Entre anonymisation et droit à l’oubli judiciaire: Regard de la CNIL

Depuis plusieurs années maintenant on entend parler du droit à l’oubli et davantage de l’open data judiciaire. Mais où en est-on aujourd’hui ? La CNIL a eu la gentillesse de répondre aux questions de LexWeb sur ce sujet.

  1. Bonjour, quelle est l’évolution du droit à l’oubli judiciaire depuis la fameuse affaire Google Spain?

Dans son arrêt Google Spain rendu en 2014, la Cour de justice de l’Union européenne (CJUE) a consacré l’obligation pour les moteurs de recherche de déréférencer les liens portant atteinte à la protection des données à caractère personnel.

À titre liminaire, il convient de préciser que le droit au déréférencement, dont il est question ici, se distingue en réalité du « droit à l’oubli », bien que les deux termes soient généralement associés. En effet, le déréférencement permet de faire supprimer un ou plusieurs résultats fournis par un moteur de recherche à l’issue d’une requête effectuée à partir de l’identité (nom et prénom) d’une personne, mais cette suppression ne conduit pas à effacer l’information sur le site internet source : le contenu original reste inchangé et est toujours accessible, en utilisant d’autres critères de recherche ou en allant directement sur le site à l’origine de la diffusion. Pour que l’information du site source soit supprimée, c’est une demande d’effacement qui devra être réalisée auprès du responsable de traitement.

À la suite de cette affaire Google Spain, la CNIL avait alors prononcé, en 2016, une sanction pécuniaire publique à l’encontre de la société Google qui ne s’était pas conformée à une mise en demeure de la Présidente de la CNIL de rendre effectif le déréférencement sur l’ensemble des versions nationales de son moteur de recherche Google Search puisque pour la CNIL, seul un déréférencement mondial était de nature à permettre une protection effective des droits des personnes. La société Google avait alors saisi le Conseil d’État au motif que les mesures adoptées depuis mars 2016 étaient suffisantes.

L’arrêt du Conseil d’État, intervenu le 27 mars 2020, tranche définitivement ce contentieux et est venu préciser la portée géographique du droit au déférencement.
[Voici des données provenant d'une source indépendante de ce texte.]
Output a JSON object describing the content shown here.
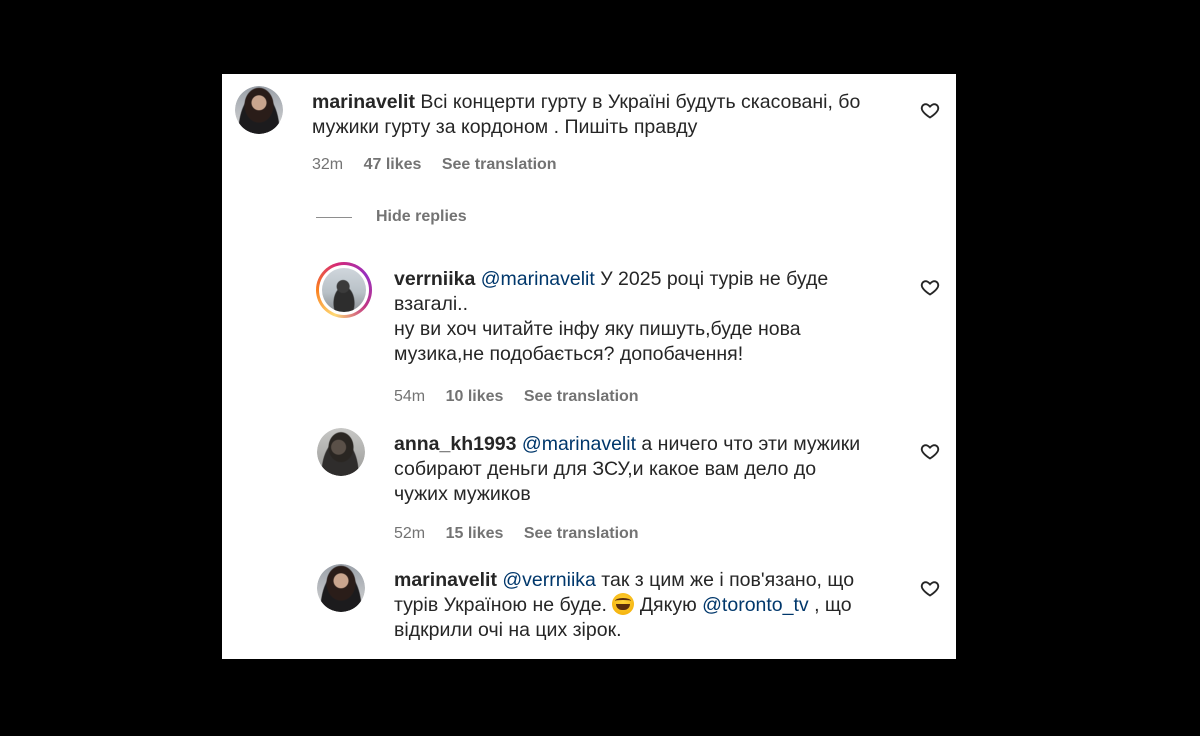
{
  "comments": [
    {
      "username": "marinavelit",
      "text_line1": "Всі концерти гурту в Україні будуть скасовані, бо",
      "text_line2": "мужики гурту за кордоном . Пишіть правду",
      "time": "32m",
      "likes": "47 likes",
      "see_translation": "See translation",
      "avatar_icon": "profile-photo"
    }
  ],
  "hide_replies_label": "Hide replies",
  "replies": [
    {
      "username": "verrniika",
      "mention": "@marinavelit",
      "text_line1": "У 2025 році турів не буде",
      "text_line2": "взагалі..",
      "text_line3": "ну ви хоч читайте інфу яку пишуть,буде нова",
      "text_line4": "музика,не подобається? допобачення!",
      "time": "54m",
      "likes": "10 likes",
      "see_translation": "See translation"
    },
    {
      "username": "anna_kh1993",
      "mention": "@marinavelit",
      "text_line1": "а ничего что эти мужики",
      "text_line2": "собирают деньги для ЗСУ,и какое вам дело до",
      "text_line3": "чужих мужиков",
      "time": "52m",
      "likes": "15 likes",
      "see_translation": "See translation"
    },
    {
      "username": "marinavelit",
      "mention": "@verrniika",
      "text_line1": "так з цим же і пов'язано, що",
      "text_line2a": "турів Україною не буде.",
      "text_line2b": "Дякую",
      "mention2": "@toronto_tv",
      "text_line2c": ", що",
      "text_line3": "відкрили очі на цих зірок.",
      "emoji_icon": "laughing-crying-emoji"
    }
  ],
  "colors": {
    "text": "#262626",
    "meta": "#737373",
    "mention": "#00376b",
    "background": "#ffffff",
    "outer": "#000000"
  }
}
En tirant les conséquences nécessaires de la décision rendue par la Cour de Justice de l’Union européenne (CJUE) dans son arrêt du 24 septembre 2019, le Conseil d’État a annulé la sanction de la CNIL, mais a précisé les marges de manœuvre de la Commission pour protéger efficacement les personnes. Le Conseil d’État a ainsi relevé que le législateur français n’a pas adopté de dispositions spéciales permettant, en France, à la CNIL d’opérer un déréférencement excédant le champ prévu par le droit de l’Union. En l’absence d’intervention du législateur, la CNIL ne peut dès lors qu’ordonner un déréférencement européen.

La CNIL a pris acte de cette décision qui tire les conséquences automatiques de l’arrêt de la Cour de justice de l’Union européenne (CJUE) du 24 septembre 2019. Elle a notamment adapté les contenus sur le sujet disponible sur son site internet www.cnil.fr.

  1. Pouvez-vous-nous expliquer ce qu’il en ait des techniques d’effacement et d’opposition issus de la loi du 6 janvier 1978 au prisme du RGPD?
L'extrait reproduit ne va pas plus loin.